Mr. Barahona, also arrested on the steps, gave pretty much the same description of the behavior of the police, and was arrested, as he put it, “for meditating on the Supreme Court Steps.” Mr. Barahona also gave testimony about how on January 17th, there were no barricades on the steps, and people were free to move about the grounds of the Supreme Court, with or without flags, banners, or devices carrying a message. Selective enforcement of the law?
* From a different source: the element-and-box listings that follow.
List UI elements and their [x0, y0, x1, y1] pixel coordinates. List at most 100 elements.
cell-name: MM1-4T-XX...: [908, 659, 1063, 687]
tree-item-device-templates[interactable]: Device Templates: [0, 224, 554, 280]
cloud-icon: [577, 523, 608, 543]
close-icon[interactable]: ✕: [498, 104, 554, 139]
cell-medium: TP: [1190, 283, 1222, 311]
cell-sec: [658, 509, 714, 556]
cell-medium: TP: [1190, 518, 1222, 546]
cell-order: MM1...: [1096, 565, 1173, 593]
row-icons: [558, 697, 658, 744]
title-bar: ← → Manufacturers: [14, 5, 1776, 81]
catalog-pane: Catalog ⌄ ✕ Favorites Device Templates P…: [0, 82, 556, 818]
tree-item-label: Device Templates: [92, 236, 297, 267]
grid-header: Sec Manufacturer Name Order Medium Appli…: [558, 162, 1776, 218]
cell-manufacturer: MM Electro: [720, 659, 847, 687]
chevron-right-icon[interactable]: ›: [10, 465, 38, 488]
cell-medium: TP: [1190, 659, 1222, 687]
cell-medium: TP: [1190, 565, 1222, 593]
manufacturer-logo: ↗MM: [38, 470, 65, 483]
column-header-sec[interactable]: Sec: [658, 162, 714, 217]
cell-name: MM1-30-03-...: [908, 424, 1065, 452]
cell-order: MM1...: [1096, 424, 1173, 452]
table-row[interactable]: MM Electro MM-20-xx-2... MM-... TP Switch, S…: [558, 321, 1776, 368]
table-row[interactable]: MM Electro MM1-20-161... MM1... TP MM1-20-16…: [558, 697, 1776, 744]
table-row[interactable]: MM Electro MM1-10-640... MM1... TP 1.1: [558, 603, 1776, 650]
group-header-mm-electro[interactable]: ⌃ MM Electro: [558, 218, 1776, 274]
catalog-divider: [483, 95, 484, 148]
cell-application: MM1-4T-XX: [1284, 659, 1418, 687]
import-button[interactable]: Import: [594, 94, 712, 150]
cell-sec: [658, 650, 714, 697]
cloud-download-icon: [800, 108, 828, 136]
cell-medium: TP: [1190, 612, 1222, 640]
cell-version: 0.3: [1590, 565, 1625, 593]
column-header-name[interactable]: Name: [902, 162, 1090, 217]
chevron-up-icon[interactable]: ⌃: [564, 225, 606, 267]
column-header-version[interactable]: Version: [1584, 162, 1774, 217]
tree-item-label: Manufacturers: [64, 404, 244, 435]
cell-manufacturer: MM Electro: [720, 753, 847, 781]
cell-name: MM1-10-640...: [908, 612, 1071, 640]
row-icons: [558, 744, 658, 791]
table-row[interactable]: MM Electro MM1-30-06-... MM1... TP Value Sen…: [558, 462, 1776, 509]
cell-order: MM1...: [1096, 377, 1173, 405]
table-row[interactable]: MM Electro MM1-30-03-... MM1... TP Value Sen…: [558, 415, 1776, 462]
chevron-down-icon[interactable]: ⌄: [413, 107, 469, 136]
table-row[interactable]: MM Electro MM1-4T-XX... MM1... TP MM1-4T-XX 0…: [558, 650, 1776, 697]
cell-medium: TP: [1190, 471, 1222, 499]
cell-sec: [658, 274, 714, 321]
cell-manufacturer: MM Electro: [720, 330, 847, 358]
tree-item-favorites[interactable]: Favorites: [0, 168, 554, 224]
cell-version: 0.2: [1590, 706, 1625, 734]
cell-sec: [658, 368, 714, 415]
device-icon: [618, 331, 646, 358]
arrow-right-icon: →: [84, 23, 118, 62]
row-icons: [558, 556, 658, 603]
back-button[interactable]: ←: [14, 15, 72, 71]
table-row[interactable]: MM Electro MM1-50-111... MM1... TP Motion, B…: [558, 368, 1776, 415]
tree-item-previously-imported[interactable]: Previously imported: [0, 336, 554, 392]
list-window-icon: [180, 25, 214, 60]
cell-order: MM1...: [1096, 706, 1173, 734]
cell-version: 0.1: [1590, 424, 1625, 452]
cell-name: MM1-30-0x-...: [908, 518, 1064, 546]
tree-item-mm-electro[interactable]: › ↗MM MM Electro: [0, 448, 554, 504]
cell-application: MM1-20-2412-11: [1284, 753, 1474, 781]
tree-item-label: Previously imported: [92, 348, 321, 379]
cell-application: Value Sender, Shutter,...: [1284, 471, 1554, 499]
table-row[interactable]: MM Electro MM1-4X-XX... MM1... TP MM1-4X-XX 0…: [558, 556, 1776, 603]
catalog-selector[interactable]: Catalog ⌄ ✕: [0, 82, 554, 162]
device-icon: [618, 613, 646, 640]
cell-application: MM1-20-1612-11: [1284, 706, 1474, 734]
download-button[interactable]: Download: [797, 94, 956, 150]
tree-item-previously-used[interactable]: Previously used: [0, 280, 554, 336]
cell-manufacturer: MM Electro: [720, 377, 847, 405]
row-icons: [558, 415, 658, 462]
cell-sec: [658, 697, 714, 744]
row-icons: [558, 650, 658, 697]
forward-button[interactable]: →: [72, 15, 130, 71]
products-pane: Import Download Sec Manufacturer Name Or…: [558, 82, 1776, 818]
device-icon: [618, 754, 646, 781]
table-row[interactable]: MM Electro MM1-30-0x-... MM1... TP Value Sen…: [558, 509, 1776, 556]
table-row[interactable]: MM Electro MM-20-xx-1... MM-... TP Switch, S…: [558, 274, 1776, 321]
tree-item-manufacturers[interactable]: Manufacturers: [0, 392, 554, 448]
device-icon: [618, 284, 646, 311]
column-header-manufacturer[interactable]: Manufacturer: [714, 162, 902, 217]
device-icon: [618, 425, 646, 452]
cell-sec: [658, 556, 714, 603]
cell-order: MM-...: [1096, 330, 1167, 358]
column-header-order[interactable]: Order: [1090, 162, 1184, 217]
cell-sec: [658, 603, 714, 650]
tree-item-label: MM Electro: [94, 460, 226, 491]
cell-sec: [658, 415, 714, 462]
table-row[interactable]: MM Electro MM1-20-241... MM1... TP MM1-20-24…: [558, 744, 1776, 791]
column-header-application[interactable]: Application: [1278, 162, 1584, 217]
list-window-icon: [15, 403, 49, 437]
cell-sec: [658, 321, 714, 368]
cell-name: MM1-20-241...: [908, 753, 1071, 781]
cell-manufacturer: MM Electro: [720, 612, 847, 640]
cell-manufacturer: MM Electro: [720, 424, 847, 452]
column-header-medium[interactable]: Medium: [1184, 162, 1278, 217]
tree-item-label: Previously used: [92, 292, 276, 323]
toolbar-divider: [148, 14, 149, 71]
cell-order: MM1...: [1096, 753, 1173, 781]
Mr. Taylor Hall was the next witness for the defense, questioned by attorney George Lane, who describes his style as “A lot of defense attorneys ask a lot of questions. I like to walk in, stab them in the heart, and leave,” which is always a good way to handle the Government. Mr. Lane proceeded to show evidence that Mr. Hall was inside the Supreme Court, looking at exhibits and the museum of the court, and was not aware of the chaos brewing outside. Mr. Hall was still unaware of the issue when he went outside and asked around, pretty much to only be tackled and arrested. He was not chanting, holding a sign, or anything else that would be a crime on the steps of the Supreme Court. These actual human being, who breathe, took a stand, took a chance, and felt that they had to compel what personhood meant. Being a person. Being a Human Being.
These are Human Beings.
Taylor Hall. A human being.
Thi Le. A human being.
Andrea Rea. A human being.
William Silvester. A human being.
David Barahona. A human being.
Robert Cruz. A human being.
Corporations are not people. We can’t arrest and shut down Goldman Sachs. Or Bank of America. We still can’t even audit the Private fucking bank of the Terrorist Federal Reserve. That is not just a private bank, its a SERCRET BANK.
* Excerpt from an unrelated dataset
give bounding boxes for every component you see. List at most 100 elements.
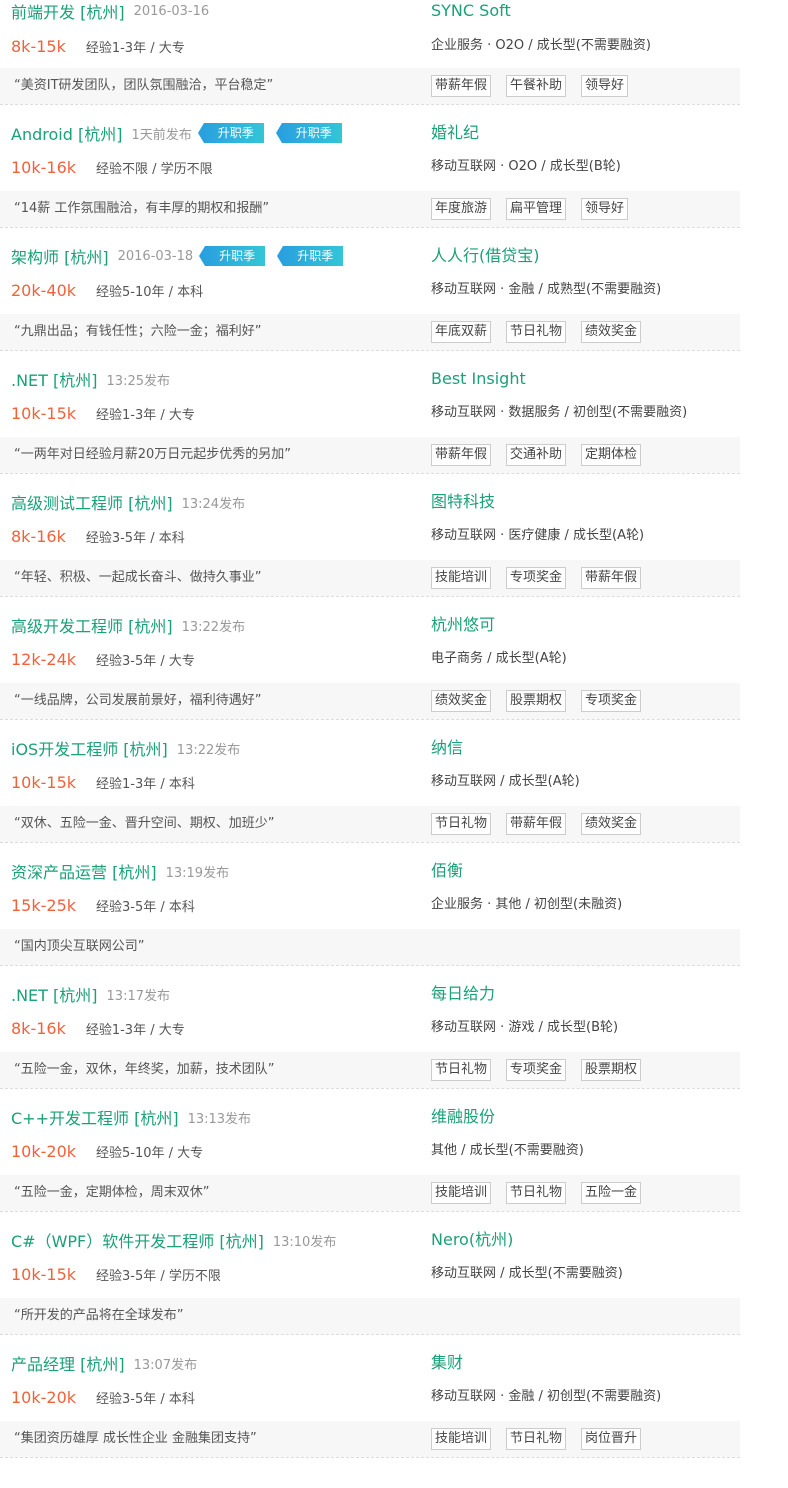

We call ourselves Freedom Fighters. Yet in this land of freedom, we kill them on a daily basis. Yes, we have a lot of freedom here in the good Ol’ USA. But as you’ve seen, and need to see, protests are becoming more and more criminalized. These protesters, these good citizens, took to the streets, they took to the steps, to voice, to represent, and were charged.
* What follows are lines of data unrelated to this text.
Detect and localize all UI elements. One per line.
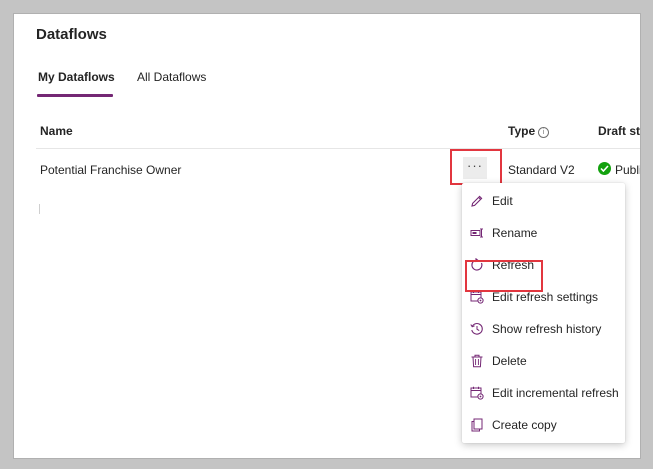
draft-status-text: Publi [615,163,640,177]
context-menu: Edit Rename Refresh Edit refresh setting… [462,183,625,443]
dataflow-name[interactable]: Potential Franchise Owner [40,163,181,177]
menu-item-rename[interactable]: Rename [462,217,625,249]
menu-item-delete[interactable]: Delete [462,345,625,377]
history-icon [470,322,483,335]
trash-icon [471,354,483,368]
calendar-settings-icon [470,290,484,304]
column-header-label: Draft sta [598,124,640,138]
header-divider [36,148,640,149]
tab-all-dataflows[interactable]: All Dataflows [137,70,206,84]
active-tab-indicator [37,94,113,97]
dataflows-panel: Dataflows My Dataflows All Dataflows Nam… [14,14,640,458]
menu-item-create-copy[interactable]: Create copy [462,409,625,441]
check-circle-icon [598,162,611,175]
column-header-name[interactable]: Name [40,124,73,138]
column-header-draft-status[interactable]: Draft sta [598,124,640,138]
menu-item-label: Delete [492,354,527,368]
menu-item-show-refresh-history[interactable]: Show refresh history [462,313,625,345]
page-title: Dataflows [36,26,107,43]
menu-item-label: Create copy [492,418,557,432]
menu-item-label: Edit [492,194,513,208]
menu-item-label: Edit refresh settings [492,290,599,304]
text-cursor [39,204,40,214]
column-header-label: Name [40,124,73,138]
pencil-icon [471,195,483,207]
menu-item-label: Edit incremental refresh [492,386,619,400]
dataflow-type: Standard V2 [508,163,575,177]
info-icon[interactable]: i [538,127,550,138]
column-header-type[interactable]: Type i [508,124,550,138]
menu-item-label: Rename [492,226,538,240]
menu-item-edit-incremental-refresh[interactable]: Edit incremental refresh [462,377,625,409]
calendar-settings-icon [470,386,484,400]
highlight-box [450,149,502,185]
tab-label: All Dataflows [137,70,207,84]
rename-icon [470,228,483,238]
menu-item-edit[interactable]: Edit [462,185,625,217]
tab-my-dataflows[interactable]: My Dataflows [37,70,115,97]
column-header-label: Type [508,124,536,138]
highlight-box [465,260,543,292]
copy-icon [471,418,483,432]
menu-item-label: Show refresh history [492,322,602,336]
tab-label: My Dataflows [38,70,115,84]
Our Presidents take to the podiums to champion rights here and abroad. Yet that is hypocrisy. These Presidents, these officials of any rank, don’t know freedom.
In an era, started by the policies of Ronald Reagan, to hurt the worker, and give back to the rich, these policies of Dooh Nibor, we steal from those who have nothing to give to those who have everything.
We as a country were founded on the idea of constant expansion, where the idea was to expand and take care of the land.
We took and occupied this land on the idea of mutual respect.
Well we took it.
We had no respect.
We’ve run around, destroyed, taken, and let corporations kill everything in sight.
We the people, we want balance.
So we tried to take the Supreme Court. We tried to take the Capitol Building.
What we got was anti-protest laws, even though the First amendment says we can.
We Got This. These 6 people give us the the idea. These 6 gave up everything to take the court. They want nothing. Live the protest. Live the idea. Left or right. We are in this together. We are the future. Get on the streets.
Look up to these Six. And the other thousands arrested for speaking, in essence, the first amendment. Cause, it’s fucked. See ya at the Riot Cops.